Book Review: Post-Soviet immigrant odyssey

Elena Gorokhova’s memoir ‘Russian Tattoo’ tells the story of three generations of women searching for belonging.

Elena Gorokhova (photo credit: LAUREN PERLSTEIN)
Elena Gorokhova
(photo credit: LAUREN PERLSTEIN)
On her first full day in the United States, Elena Gorokhova awoke with images floating in her memory: of her bed in Leningrad, with its white duvet and square pillow, in the room she shared with her mother; and of sitting in front of a mirror, “where nothing interesting was ever reflected.”
As “alien objects” – a dresser, a television, a wool blanket – come into focus, however, Elena understands she is no longer home.
In Russian Tattoo, a sequel to A Mountain of Crumbs, her memoir about growing up in the Soviet Union in the 1960s and ’70s, Gorokhova, a professor at Hudson County Community College, sets her experiences in the US – her two marriages; her relationship with her daughter Sasha, an animal rights advocate and aspiring photographer; and her mother, who arrives to help care for the baby and stays for 24 years in the context of her naïve hope that once she crossed the Soviet border, she would find herself “miraculously free, weighed down only by the one 20-kilogram suitcase Aeroflot allowed.” And by her evolving realization that “like a virus,” Russia had settled in her blood “and hitched a ride across the ocean.”
Not surprisingly, Gorokhova has virtually nothing positive to say about life in the Soviet Union.
In Leningrad, she writes, “rudeness was ordinary and familiar,” a byproduct of deprivation of the necessities of life.
Day-to-day existence could be managed if Soviet citizens played the game called vranyo: pretending to do something while those who watched pretended they did not know about the pretense. When comedian Yakov Smirnoff claims that “In America, you break law; in Russia, law breaks you,” Elena nods; his statement “was the essence of what my Motherland believed in.” In three short syllables, she indicates, the word bespredel, a staple of conversations in Soviet kitchens, encapsulated the hopeless and desperation in the Soviet Union, “the idea of being placed beyond all possible limits.”
Beautifully written, Russian Tattoo begins to sparkle when Gorokhova turns to the ordinary moments of her odyssey, the “bread and milk and chores, the things that make up a life.” Her account of her stint as a trainee and server at Beefsteak Charlie’s in New Jersey is hilarious and, in its own way, poignant. “What is pasta?” she asks.
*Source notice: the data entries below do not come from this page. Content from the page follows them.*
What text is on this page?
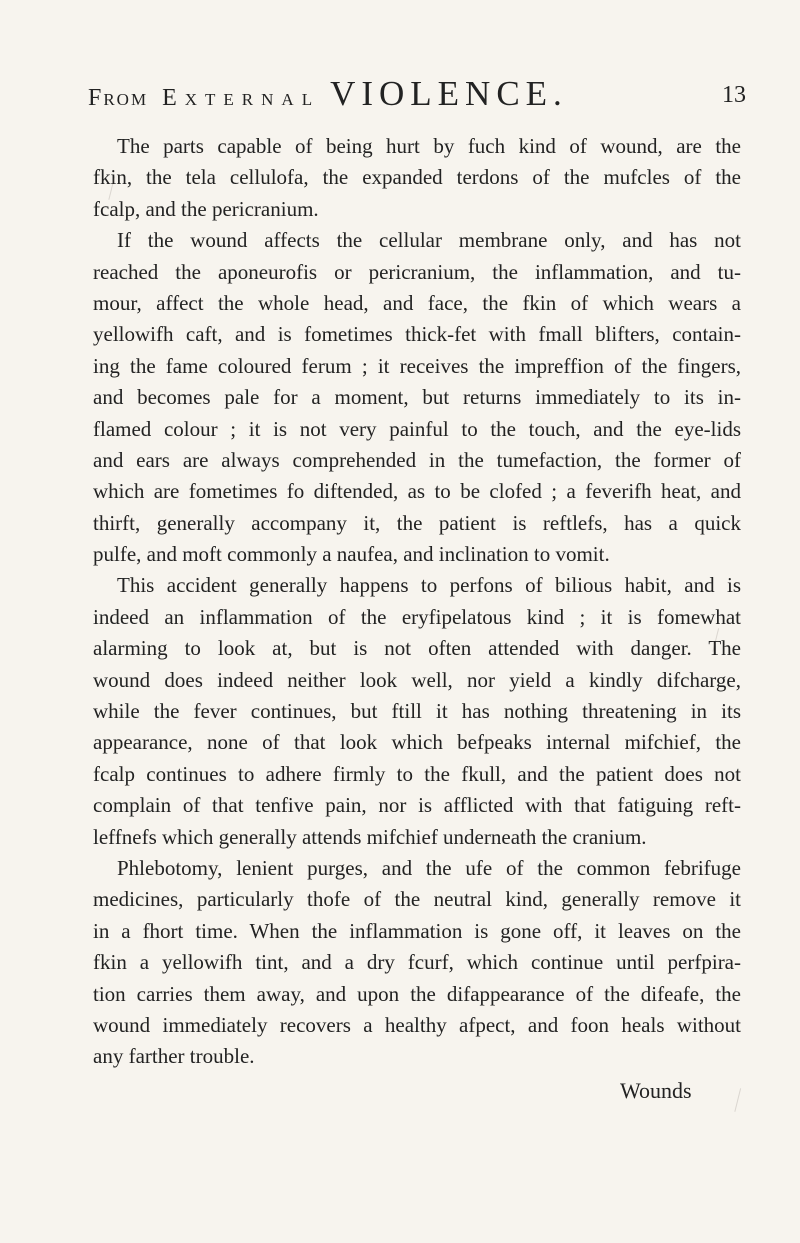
From External VIOLENCE.	13
The parts capable of being hurt by fuch kind of wound, are the
fkin, the tela cellulofa, the expanded terdons of the mufcles of the
fcalp, and the pericranium.
If the wound affects the cellular membrane only, and has not
reached the aponeurofis or pericranium, the inflammation, and tu-
mour, affect the whole head, and face, the fkin of which wears a
yellowifh caft, and is fometimes thick-fet with fmall blifters, contain-
ing the fame coloured ferum ; it receives the impreffion of the fingers,
and becomes pale for a moment, but returns immediately to its in-
flamed colour ; it is not very painful to the touch, and the eye-lids
and ears are always comprehended in the tumefaction, the former of
which are fometimes fo diftended, as to be clofed ; a feverifh heat, and
thirft, generally accompany it, the patient is reftlefs, has a quick
pulfe, and moft commonly a naufea, and inclination to vomit.
This accident generally happens to perfons of bilious habit, and is
indeed an inflammation of the eryfipelatous kind ; it is fomewhat
alarming to look at, but is not often attended with danger. The
wound does indeed neither look well, nor yield a kindly difcharge,
while the fever continues, but ftill it has nothing threatening in its
appearance, none of that look which befpeaks internal mifchief, the
fcalp continues to adhere firmly to the fkull, and the patient does not
complain of that tenfive pain, nor is afflicted with that fatiguing reft-
leffnefs which generally attends mifchief underneath the cranium.
Phlebotomy, lenient purges, and the ufe of the common febrifuge
medicines, particularly thofe of the neutral kind, generally remove it
in a fhort time. When the inflammation is gone off, it leaves on the
fkin a yellowifh tint, and a dry fcurf, which continue until perfpira-
tion carries them away, and upon the difappearance of the difeafe, the
wound immediately recovers a healthy afpect, and foon heals without
any farther trouble.
Wounds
With an apologetic smile, her colleague replies, unhelpfully, “Pasta is... pasta.”
At the grand opening of the restaurant, Elena, who has committed to memory six types of lettuce she never knew existed, stands in the dining room, decked out in a white shirt and black pants, wearing a red apron with a white button that announces “My Name is Elena. I’m Gonna Spoil You.” She tells herself she is just like Natasha Rostova from War and Peace, waiting for her first dance.
When her first customer orders a screwdriver, Elena doesn’t understand why he wants a tool, clutches her fingers around her writing pad, rushes to the bar and repeats what she thinks she has heard. Miraculously, the strategy works.
Until it doesn’t. In waitressing, “where timing and speed trump the knowledge of linguistics,” she is getting Fs from her supervisors. “Never been to Russia,” a slightly tipsy man with “a gold chain and brick-colored face” declares. “My advice to you – go back to your husband in Texas.”
And Gorokhova’s account of her trials and tribulations with Sasha will resonate with many parents. At 14, Sasha pierces her nose; a year later, she becomes a vegan.
At 16, Sasha is arrested for shoplifting; a bit later, after she has dropped out of college, she lands in jail for protesting against cruelty to animals. And she owns an AK-47. Elena often thinks she is as disconnected from Sasha as she is from her mother: “We speak different languages.
Mama doesn’t know English and Sasha doesn’t know Russian, all because I have been unable to teach them.”
Nor can she understand how anyone could pass up a chance to study at a school which does not require a drill in the tenets of “Scientific Communism.”
An outsider in Sasha’s life, Gorokhova feels “like an ignorant and clueless immigrant, again.”
You are never in doubt, however, that this story will have a happy ending. Mother and daughter reconcile – and bond.
They visit Leningrad, now St. Petersburg, walking around the city until their feet hurt. Sasha snaps photograph after photograph.
They release grandma’s ashes “into the salty Baltic wind she knew so well.”
Elena thinks about how much her mother loved her – “despite a million things I had done to gouge more lines into her face and turn her hair as white as this courtyard in January.” She drapes her arms around her daughter’s shoulders, and the two Russian-American women “sit on the bench without moving, without saying a word.”
The writer is the Thomas and Dorothy Litwin Professor of American Studies at Cornell University.